Instant Gratification 101 (and 4 Ways to Delay it!)

by | May 23, 2019 | Last updated Feb 15, 2022

Author: Tammy Taylor, CPT

One of the most challenging aspects of our health journeys is forgoing immediate pleasures for long-term rewards.

Delaying gratification is a pretty simple concept. It means making a choice, which limits the ability of getting something now, for the pleasure of being able to have something bigger or better later. Meaning, if we don’t have the wine and a piece of cake now, we may not gain weight tomorrow.  Sounds simple, right?

The Stanford Marshmallow experiment, published in 1972 helps to prove just how not-so- simple this concept can be. In an experiment conducted by professor Walter Mischel, he tested hundreds of children’s ability to delay gratification by placing a treat in front of them; they could either have one treat now or two later. In the end, only about thirty percent were able to delay gratification for the full fifteen minute period, earning their second marshmallow. Not surprisingly, the children who were able to wait and receive the second marshmallow had higher SAT scores, lower levels of obesity, better response to stress, and lower levels of substance abuse as adults.

So how can you learn to become one of the thirty percent?

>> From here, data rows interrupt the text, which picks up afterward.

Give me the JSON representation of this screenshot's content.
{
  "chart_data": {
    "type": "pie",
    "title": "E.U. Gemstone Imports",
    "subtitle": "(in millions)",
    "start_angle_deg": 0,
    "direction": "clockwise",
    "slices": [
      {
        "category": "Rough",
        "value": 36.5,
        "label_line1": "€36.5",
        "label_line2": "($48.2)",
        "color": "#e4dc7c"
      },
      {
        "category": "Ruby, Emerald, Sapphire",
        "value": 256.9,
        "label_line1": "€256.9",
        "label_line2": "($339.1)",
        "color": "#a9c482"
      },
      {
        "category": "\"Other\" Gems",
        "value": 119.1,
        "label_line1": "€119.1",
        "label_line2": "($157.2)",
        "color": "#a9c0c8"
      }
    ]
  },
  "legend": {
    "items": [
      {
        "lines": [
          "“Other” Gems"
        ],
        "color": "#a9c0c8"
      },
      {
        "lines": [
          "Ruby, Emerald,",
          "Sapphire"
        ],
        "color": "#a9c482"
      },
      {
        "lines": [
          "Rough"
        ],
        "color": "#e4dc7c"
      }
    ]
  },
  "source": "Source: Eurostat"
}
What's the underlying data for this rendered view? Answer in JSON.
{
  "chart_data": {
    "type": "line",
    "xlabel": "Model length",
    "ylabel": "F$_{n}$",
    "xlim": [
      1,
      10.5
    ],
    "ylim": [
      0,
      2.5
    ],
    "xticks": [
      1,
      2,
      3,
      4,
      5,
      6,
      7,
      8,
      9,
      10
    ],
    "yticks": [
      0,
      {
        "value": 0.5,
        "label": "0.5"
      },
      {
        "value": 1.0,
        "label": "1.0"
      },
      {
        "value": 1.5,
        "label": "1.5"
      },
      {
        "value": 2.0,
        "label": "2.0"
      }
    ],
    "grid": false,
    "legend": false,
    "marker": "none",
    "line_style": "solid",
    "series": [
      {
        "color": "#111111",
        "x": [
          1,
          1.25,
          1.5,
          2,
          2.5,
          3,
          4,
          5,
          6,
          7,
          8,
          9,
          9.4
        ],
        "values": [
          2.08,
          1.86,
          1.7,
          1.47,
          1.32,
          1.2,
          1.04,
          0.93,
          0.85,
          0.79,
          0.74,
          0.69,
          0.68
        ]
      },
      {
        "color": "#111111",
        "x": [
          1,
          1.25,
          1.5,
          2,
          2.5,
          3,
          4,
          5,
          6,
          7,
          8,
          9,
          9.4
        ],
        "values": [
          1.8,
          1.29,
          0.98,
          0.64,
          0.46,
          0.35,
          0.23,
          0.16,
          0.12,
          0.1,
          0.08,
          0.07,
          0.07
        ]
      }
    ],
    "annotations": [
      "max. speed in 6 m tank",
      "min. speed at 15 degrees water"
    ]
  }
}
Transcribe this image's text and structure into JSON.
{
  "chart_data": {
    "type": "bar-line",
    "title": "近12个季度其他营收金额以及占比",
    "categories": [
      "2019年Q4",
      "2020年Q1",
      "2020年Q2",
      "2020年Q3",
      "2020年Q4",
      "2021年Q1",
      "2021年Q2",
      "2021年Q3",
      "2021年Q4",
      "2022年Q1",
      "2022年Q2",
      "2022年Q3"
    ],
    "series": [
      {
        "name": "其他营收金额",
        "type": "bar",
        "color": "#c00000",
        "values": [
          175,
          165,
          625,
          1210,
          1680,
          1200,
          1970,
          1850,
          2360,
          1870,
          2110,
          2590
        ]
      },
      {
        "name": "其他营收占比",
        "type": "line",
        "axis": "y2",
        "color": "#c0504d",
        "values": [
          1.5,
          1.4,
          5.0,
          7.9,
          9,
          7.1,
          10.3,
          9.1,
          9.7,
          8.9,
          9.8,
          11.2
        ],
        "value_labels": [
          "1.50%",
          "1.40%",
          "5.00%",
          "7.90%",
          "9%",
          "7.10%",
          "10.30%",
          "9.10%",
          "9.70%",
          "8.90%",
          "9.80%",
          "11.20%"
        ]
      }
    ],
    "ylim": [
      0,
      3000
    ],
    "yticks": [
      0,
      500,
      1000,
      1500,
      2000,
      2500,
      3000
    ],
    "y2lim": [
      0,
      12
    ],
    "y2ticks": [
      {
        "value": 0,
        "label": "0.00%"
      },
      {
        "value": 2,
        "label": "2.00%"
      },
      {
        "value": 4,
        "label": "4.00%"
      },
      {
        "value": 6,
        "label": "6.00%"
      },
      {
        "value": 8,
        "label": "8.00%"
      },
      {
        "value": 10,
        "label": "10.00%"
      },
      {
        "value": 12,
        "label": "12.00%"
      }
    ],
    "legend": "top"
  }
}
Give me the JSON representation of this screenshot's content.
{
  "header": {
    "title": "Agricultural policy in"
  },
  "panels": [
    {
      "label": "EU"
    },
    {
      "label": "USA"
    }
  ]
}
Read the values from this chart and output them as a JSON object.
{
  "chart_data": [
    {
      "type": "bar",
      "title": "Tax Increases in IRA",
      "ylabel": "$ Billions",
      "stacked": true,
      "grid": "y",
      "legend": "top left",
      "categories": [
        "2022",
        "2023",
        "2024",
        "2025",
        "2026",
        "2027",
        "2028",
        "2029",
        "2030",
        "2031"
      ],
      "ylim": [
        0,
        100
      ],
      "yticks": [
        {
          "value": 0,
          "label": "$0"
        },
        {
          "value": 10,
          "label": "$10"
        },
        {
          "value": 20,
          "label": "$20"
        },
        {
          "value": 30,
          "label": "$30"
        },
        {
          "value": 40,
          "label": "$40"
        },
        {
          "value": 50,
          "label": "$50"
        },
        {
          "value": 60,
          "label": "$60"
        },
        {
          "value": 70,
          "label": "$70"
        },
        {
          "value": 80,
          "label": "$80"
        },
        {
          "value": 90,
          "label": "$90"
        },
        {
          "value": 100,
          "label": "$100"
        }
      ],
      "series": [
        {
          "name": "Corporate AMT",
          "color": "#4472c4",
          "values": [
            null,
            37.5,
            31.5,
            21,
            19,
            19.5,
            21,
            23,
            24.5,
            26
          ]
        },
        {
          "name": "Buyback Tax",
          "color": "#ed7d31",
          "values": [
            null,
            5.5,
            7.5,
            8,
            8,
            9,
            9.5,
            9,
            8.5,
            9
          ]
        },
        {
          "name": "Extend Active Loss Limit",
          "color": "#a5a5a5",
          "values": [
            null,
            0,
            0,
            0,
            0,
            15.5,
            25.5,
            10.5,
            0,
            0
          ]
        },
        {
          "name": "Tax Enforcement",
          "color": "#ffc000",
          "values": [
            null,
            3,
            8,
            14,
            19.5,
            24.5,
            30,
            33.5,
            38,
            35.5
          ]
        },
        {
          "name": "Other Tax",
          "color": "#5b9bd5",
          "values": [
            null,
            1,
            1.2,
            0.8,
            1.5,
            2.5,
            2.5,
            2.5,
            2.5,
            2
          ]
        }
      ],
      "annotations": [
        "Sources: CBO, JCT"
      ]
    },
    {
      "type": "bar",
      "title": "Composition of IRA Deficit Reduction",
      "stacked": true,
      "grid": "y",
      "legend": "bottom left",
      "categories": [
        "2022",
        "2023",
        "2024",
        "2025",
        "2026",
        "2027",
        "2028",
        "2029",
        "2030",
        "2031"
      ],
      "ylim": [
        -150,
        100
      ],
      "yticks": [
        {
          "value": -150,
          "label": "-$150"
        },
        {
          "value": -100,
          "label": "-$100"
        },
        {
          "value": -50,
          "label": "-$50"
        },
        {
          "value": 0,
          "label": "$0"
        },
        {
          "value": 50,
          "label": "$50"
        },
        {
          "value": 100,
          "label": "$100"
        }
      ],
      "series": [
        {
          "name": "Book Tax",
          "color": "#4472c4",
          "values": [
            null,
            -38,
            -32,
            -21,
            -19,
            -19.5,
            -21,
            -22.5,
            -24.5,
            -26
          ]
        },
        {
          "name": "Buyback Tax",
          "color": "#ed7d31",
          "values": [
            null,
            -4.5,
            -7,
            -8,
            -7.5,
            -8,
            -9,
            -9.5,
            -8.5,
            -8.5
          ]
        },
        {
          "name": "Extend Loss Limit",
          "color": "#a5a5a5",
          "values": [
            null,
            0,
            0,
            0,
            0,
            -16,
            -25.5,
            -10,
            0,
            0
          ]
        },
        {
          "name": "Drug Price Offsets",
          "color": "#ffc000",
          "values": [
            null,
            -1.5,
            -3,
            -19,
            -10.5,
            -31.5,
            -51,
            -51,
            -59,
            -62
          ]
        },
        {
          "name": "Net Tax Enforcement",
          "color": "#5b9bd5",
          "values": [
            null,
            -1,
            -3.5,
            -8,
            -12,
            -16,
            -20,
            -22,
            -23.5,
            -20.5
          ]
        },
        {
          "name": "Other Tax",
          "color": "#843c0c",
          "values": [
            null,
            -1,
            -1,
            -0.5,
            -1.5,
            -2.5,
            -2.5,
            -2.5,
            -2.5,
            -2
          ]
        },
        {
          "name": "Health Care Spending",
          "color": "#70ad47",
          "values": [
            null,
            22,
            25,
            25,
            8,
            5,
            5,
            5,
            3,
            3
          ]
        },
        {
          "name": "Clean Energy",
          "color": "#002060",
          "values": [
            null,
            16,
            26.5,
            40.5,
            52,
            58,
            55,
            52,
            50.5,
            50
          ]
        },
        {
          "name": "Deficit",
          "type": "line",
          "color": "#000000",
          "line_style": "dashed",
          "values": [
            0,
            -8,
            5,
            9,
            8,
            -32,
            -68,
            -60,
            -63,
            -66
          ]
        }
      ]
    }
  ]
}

  1. Know your values – Values represent what is important to us. Often times, due to stress and all of life’s many obligations, it is too easy to forget why we are making the choices that we are making. We go from trying to live intentionally to living impulsively.  This means that even though we truly value our family and our health, we opt to eat fast food in front of the TV instead of having a meal at the dinner table with our families. Or we choose to check our social media accounts instead of taking a walk after work. Try writing down what you value most in life and then find ways to live as closely to those values as possible by making small, gradual changes. Just imagine what life would feel like if we lived according to what was truly important to us!   
  2. Daydream – Paint a vivid picture of what you want. What will you feel like when you lose 10, 20, or even 50 pounds? How will life be different?  What will you be wearing? What activities will you be doing? What will your relationship with your significant other be like? Create a vision so real that you feel you can reach out and touch it. And then, just like we work and save for a vacation that we have been dreaming about, begin to work and save for a new healthier you!
  3. Take the path less traveled – Forget status quo and what’s “normal.” What does it take to be the best version of you?  Social pressures can be a real struggle for most of us, but what is good for your neighbor Susie may not be very good for you!  We all have our own cards that have been dealt and all we can do is play our hands to the best of our abilities. Where it is easy to get into trouble is when we start comparing our hand to someone else’s. We say things like “she gets to eat whatever she wants and doesn’t gain a pound; it’s just not fair.” But in reality we have no idea what the full scope of this person’s life is, nor does it matter. In the end what truly matters is that we do the best with what we’ve been given.
  4. Practice gratitude – If we are happy with what we have and where we are, we are more likely to feel satisfied and content. Appreciate and be grateful for the ability to make a choice. Instead of feeling deprived for choosing to order a salad instead of the burger and fries your friend is having, why not feel privileged and proud for having the opportunity to choose something healthy and being one step closer to the life you have envisioned for yourself!